In the Absence of Absalon begins with the detective outside a townhouse belonging to one Richard Knox, a colleague of Harold Absalon’s. This place is critical to our man’s investigation, but he’s taking his time over going in. He has a lot on his mind, or at least his thoughts are related in great detail. For example, here he’s placed a foot on the first step up to the house, and is thinking about taking a key from his trouser pocket:
What he realised, as he lifted the heel of the foot that he’d placed upon that step, was that he could not have known that placing his foot in this position would have tightened the aperture and interior of the pocket in question to the extent that it had. Further evidence had, in short, become known to him during the course of his action, evidence to suggest that the main advantage of it, which was to reduce the distance between his right hand and the equivalent trouser pocket, may, in fact, be outweighed by the main disadvantage…
That sentence goes on for almost as long again. I want to give you some idea of what the prose is like (I understand that the first book is similar), because you really have to give yourself over to what the novel is doing in order to appreciate it. It’s like an extreme close-up of thought over action; we’re at 92 pages (almost halfway through) before the detective actually takes his keys out of his pocket.
Once I’d got used to the rhythms of In the Absence, I found the experience highly enjoyable. The detective ponders such topics as the appropriateness of wearing a wetsuit for a business transaction, or the tendency of people in households with more than one telephone to still refer to ‘the phone’, singular. Reading the book made me think of the little notions that flash through one’s mind in an instant, barely registered; this is like having those notions brought out for full consideration.

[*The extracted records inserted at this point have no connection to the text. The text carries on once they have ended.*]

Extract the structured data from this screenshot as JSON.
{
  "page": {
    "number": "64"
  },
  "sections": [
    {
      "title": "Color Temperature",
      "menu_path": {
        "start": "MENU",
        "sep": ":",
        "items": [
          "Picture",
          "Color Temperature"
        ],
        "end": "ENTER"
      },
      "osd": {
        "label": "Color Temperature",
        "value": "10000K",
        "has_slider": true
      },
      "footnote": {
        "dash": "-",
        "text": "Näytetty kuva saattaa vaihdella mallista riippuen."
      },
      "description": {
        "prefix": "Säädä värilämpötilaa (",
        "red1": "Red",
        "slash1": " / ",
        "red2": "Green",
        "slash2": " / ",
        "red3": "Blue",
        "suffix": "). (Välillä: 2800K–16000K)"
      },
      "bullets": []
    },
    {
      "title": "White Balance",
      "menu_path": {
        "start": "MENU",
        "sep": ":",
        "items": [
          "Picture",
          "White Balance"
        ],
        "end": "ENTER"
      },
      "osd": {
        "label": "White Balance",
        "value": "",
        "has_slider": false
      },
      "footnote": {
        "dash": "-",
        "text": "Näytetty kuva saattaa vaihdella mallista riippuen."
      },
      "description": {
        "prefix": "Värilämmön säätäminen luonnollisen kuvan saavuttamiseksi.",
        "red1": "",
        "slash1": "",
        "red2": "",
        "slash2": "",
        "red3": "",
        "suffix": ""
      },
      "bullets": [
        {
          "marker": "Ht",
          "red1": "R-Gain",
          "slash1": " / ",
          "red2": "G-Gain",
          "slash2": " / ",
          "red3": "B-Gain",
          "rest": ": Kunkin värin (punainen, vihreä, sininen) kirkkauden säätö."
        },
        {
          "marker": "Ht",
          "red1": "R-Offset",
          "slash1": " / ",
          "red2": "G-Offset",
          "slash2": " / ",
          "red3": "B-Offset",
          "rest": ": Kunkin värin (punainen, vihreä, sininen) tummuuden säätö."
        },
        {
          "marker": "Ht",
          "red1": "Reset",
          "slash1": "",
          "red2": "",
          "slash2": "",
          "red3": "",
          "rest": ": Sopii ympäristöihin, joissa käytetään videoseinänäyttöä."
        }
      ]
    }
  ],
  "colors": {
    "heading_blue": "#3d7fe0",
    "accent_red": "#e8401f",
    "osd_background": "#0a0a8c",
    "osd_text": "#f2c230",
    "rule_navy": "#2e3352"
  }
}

But In the Absence is still a detective novel, and there is indeed a mystery to be solved. Alongside the novel’s main third-person account are footnotes written in first-person by someone (the detective? our unknown narrator?) who has insinuated his way into Harold Absalon’s job and started an affair with Absalon’s wife, Isobel. And the detective’s investigation becomes more pressing when he sees Isobel Absalon through the window of the townhouse. I feel that I’ve been able to piece together an idea of what was going on. In any case, what a powerful moment of ‘decompression’ there is at the end when both reader and narrator stop and look around. Now I’d like to go back and read Whatever Happened to Harold Absalon? to see if I’m right about everything, and if it’s as good as the sequel.
In the Absence of Absalon (2017) by Simon Okotie, Salt Publishing, 196 pages, paperback (review copy).